Два предварительных замечания.
T.me Как и некоторые другие мои публикации, эти заметки — адаптированный к медиаформату раздел книги «Русский тоталитаризм», ее новой редакции. Издание 2017 года в России снято с продажи, что меня не расстраивает, — устарело. Здесь нет многочисленных ссылок на фактический материал, но он проверен. В том числе и результаты социологических исследований Левада-Центра.
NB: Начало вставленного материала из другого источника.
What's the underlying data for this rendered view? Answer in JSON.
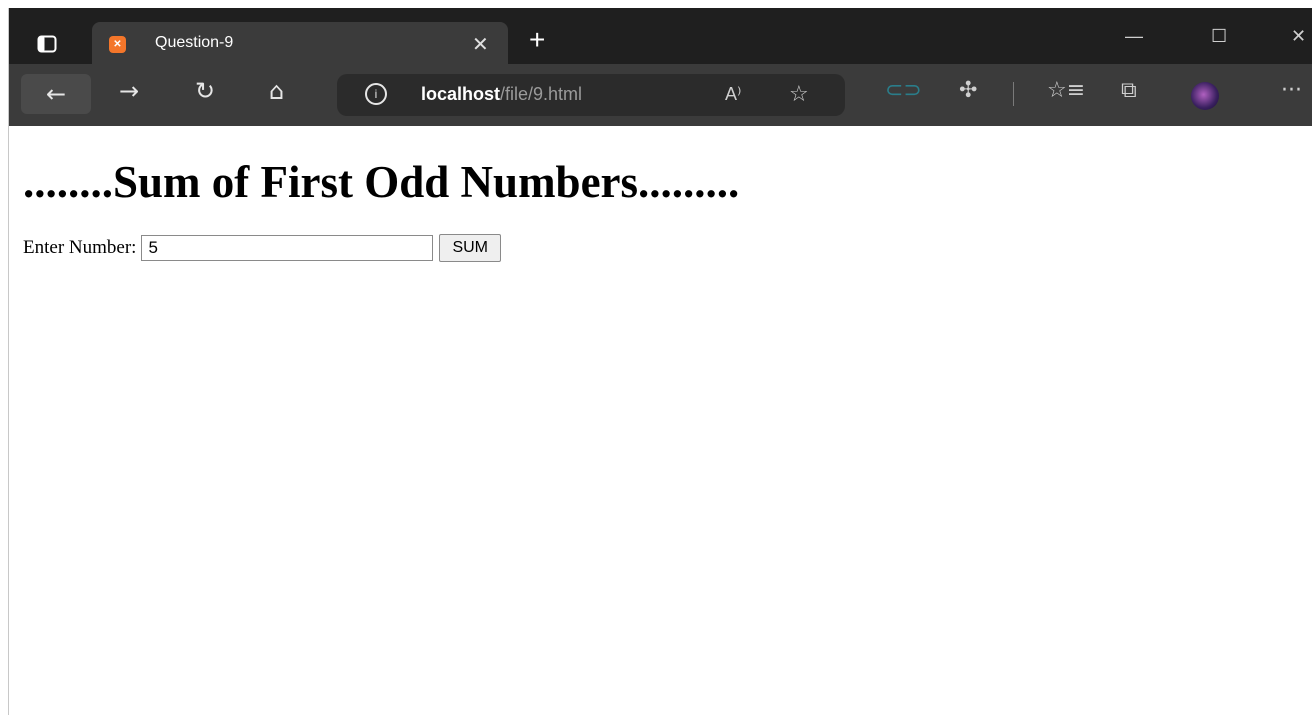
{
  "browser": {
    "tab": {
      "title": "Question-9",
      "favicon": "xampp-icon"
    },
    "address": {
      "host": "localhost",
      "path": "/file/9.html"
    }
  },
  "page": {
    "heading": "........Sum of First Odd Numbers.........",
    "input_label": "Enter Number:",
    "input_value": "5",
    "button_label": "SUM"
  }
}
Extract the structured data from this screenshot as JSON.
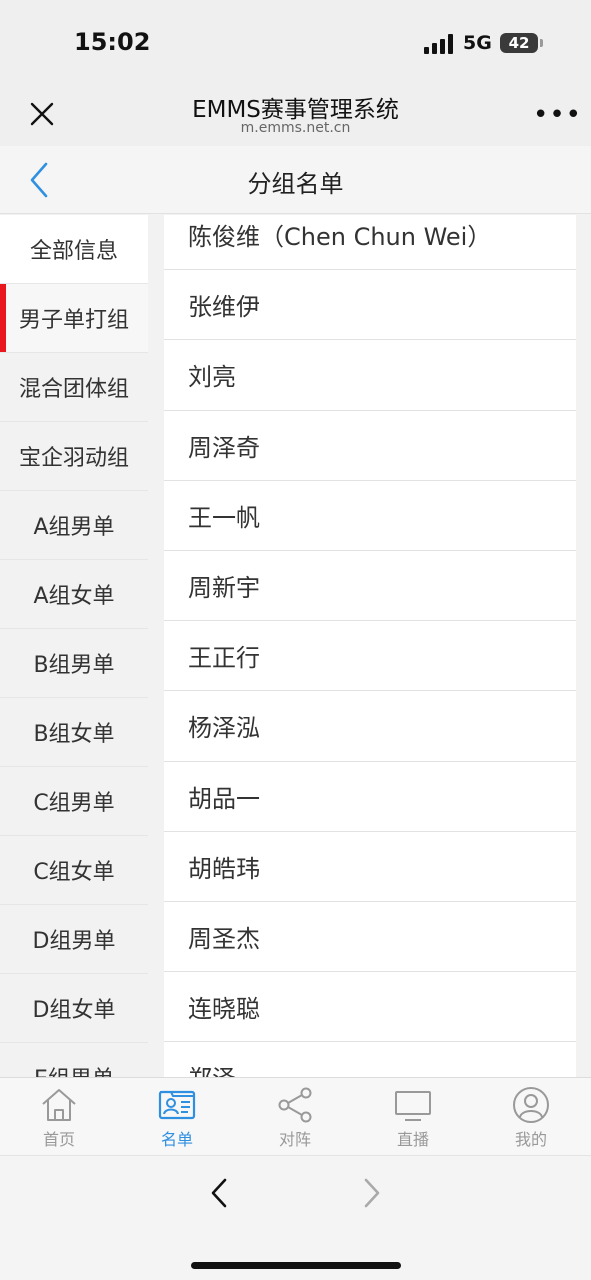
{
  "status": {
    "time": "15:02",
    "network": "5G",
    "battery": "42"
  },
  "browser": {
    "title": "EMMS赛事管理系统",
    "url": "m.emms.net.cn"
  },
  "header": {
    "title": "分组名单"
  },
  "sidebar": {
    "items": [
      {
        "label": "全部信息"
      },
      {
        "label": "男子单打组"
      },
      {
        "label": "混合团体组"
      },
      {
        "label": "宝企羽动组"
      },
      {
        "label": "A组男单"
      },
      {
        "label": "A组女单"
      },
      {
        "label": "B组男单"
      },
      {
        "label": "B组女单"
      },
      {
        "label": "C组男单"
      },
      {
        "label": "C组女单"
      },
      {
        "label": "D组男单"
      },
      {
        "label": "D组女单"
      },
      {
        "label": "E组男单"
      }
    ]
  },
  "list": {
    "names": [
      "陈俊维（Chen Chun Wei）",
      "张维伊",
      "刘亮",
      "周泽奇",
      "王一帆",
      "周新宇",
      "王正行",
      "杨泽泓",
      "胡品一",
      "胡皓玮",
      "周圣杰",
      "连晓聪",
      "郑泽"
    ]
  },
  "tabbar": {
    "items": [
      {
        "label": "首页",
        "icon": "home-icon"
      },
      {
        "label": "名单",
        "icon": "id-card-icon"
      },
      {
        "label": "对阵",
        "icon": "share-icon"
      },
      {
        "label": "直播",
        "icon": "monitor-icon"
      },
      {
        "label": "我的",
        "icon": "user-icon"
      }
    ]
  },
  "colors": {
    "accent": "#2f8fe0",
    "active_marker": "#e8181e"
  }
}
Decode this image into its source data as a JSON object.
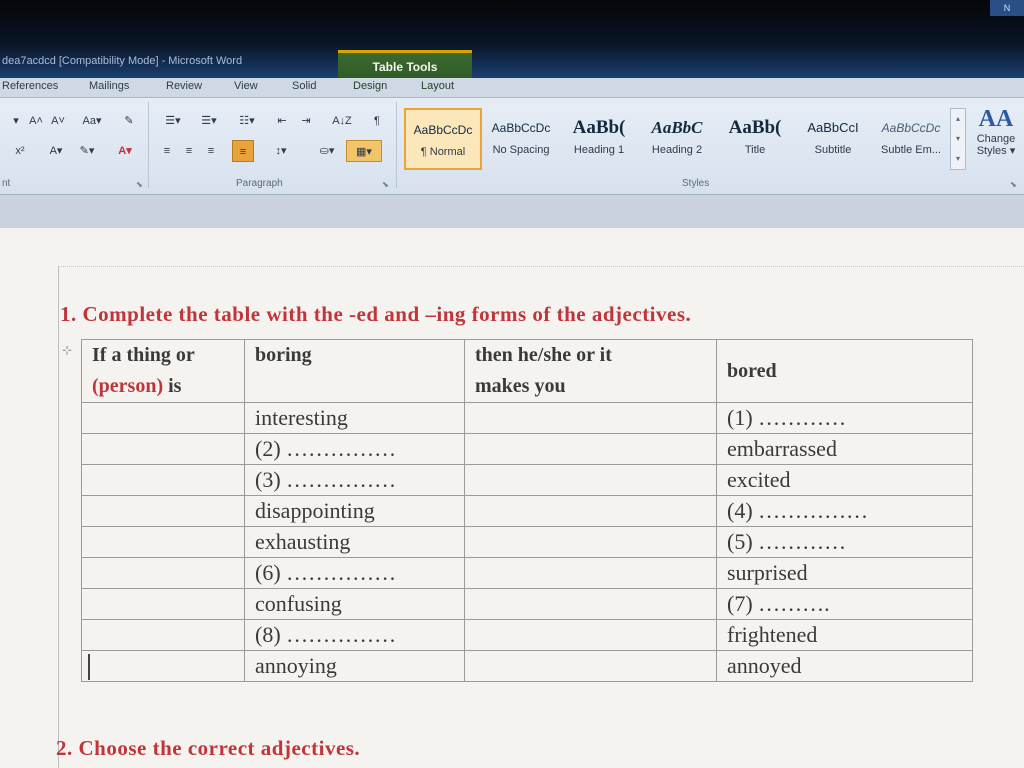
{
  "window": {
    "title": "dea7acdcd [Compatibility Mode] - Microsoft Word",
    "corner_label": "N"
  },
  "contextual_tab_group": "Table Tools",
  "menu_tabs": [
    "References",
    "Mailings",
    "Review",
    "View",
    "Solid",
    "Design",
    "Layout"
  ],
  "ribbon": {
    "font_group_label": "nt",
    "paragraph_group_label": "Paragraph",
    "styles_group_label": "Styles",
    "styles": [
      {
        "preview": "AaBbCcDc",
        "name": "¶ Normal"
      },
      {
        "preview": "AaBbCcDc",
        "name": "No Spacing"
      },
      {
        "preview": "AaBb(",
        "name": "Heading 1"
      },
      {
        "preview": "AaBbC",
        "name": "Heading 2"
      },
      {
        "preview": "AaBb(",
        "name": "Title"
      },
      {
        "preview": "AaBbCcI",
        "name": "Subtitle"
      },
      {
        "preview": "AaBbCcDc",
        "name": "Subtle Em..."
      }
    ],
    "change_styles": {
      "icon": "AA",
      "line1": "Change",
      "line2": "Styles ▾"
    },
    "buttons": {
      "grow_font": "A˄",
      "shrink_font": "A˅",
      "change_case": "Aa▾",
      "clear_format": "✎",
      "bullets": "☰▾",
      "numbering": "☰▾",
      "multilevel": "☷▾",
      "decrease_indent": "⇤",
      "increase_indent": "⇥",
      "sort": "A↓Z",
      "pilcrow": "¶",
      "superscript": "x²",
      "text_effects": "A▾",
      "highlight": "✎▾",
      "font_color": "A▾",
      "align_left": "≡",
      "center": "≡",
      "align_right": "≡",
      "justify": "≡",
      "line_spacing": "↕▾",
      "shading": "⛀▾",
      "borders": "▦▾"
    }
  },
  "document": {
    "heading": "1. Complete the table with the -ed and –ing forms of the adjectives.",
    "heading2": "2. Choose the correct adjectives.",
    "table": {
      "header": {
        "col1_a": "If a thing or",
        "col1_b": "(person)",
        "col1_c": " is",
        "col2": "boring",
        "col3_a": "then he/she or it",
        "col3_b": "makes you",
        "col4": "bored"
      },
      "rows": [
        {
          "ing": "interesting",
          "ed": "(1) …………"
        },
        {
          "ing": "(2) ……………",
          "ed": "embarrassed"
        },
        {
          "ing": "(3) ……………",
          "ed": "excited"
        },
        {
          "ing": "disappointing",
          "ed": "(4) ……………"
        },
        {
          "ing": "exhausting",
          "ed": "(5) …………"
        },
        {
          "ing": "(6) ……………",
          "ed": "surprised"
        },
        {
          "ing": "confusing",
          "ed": "(7) ………."
        },
        {
          "ing": "(8) ……………",
          "ed": "frightened"
        },
        {
          "ing": "annoying",
          "ed": "annoyed"
        }
      ]
    }
  },
  "colors": {
    "heading_red": "#c0343a",
    "table_tools_green": "#2f5a27",
    "selected_style": "#fbe7b9"
  }
}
Вот об этих данных второе замечание. В конце марта 2022 года Левада-Центр зафиксировал, что 83 процента населения России одобряли деятельность Владимира Путина. В феврале, накануне вторжения в Украину, этот показатель составлял 71 процент. И за два с половиной года войны эти показатели существенно не изменились. Подобные результаты многие не признают, хотя это обида на термометр. Возражения таковы: люди боятся говорить правду, которая в том, что все повально против войны. Доходит до нелепого противопоставления какого-то «народа» какому-то «населению». Но мотивация в данном случае и есть признак лояльности. Если главная причина одобрения — страх, то это тоже тоталитарный консенсус и поддержка социумом власти. Гражданское общество на страхе не строится. И надо еще понять природу этого страха: чего больше боятся люди — репрессий со стороны власти или осуждения социумом; того, что в гражданском обществе называется общественным мнением.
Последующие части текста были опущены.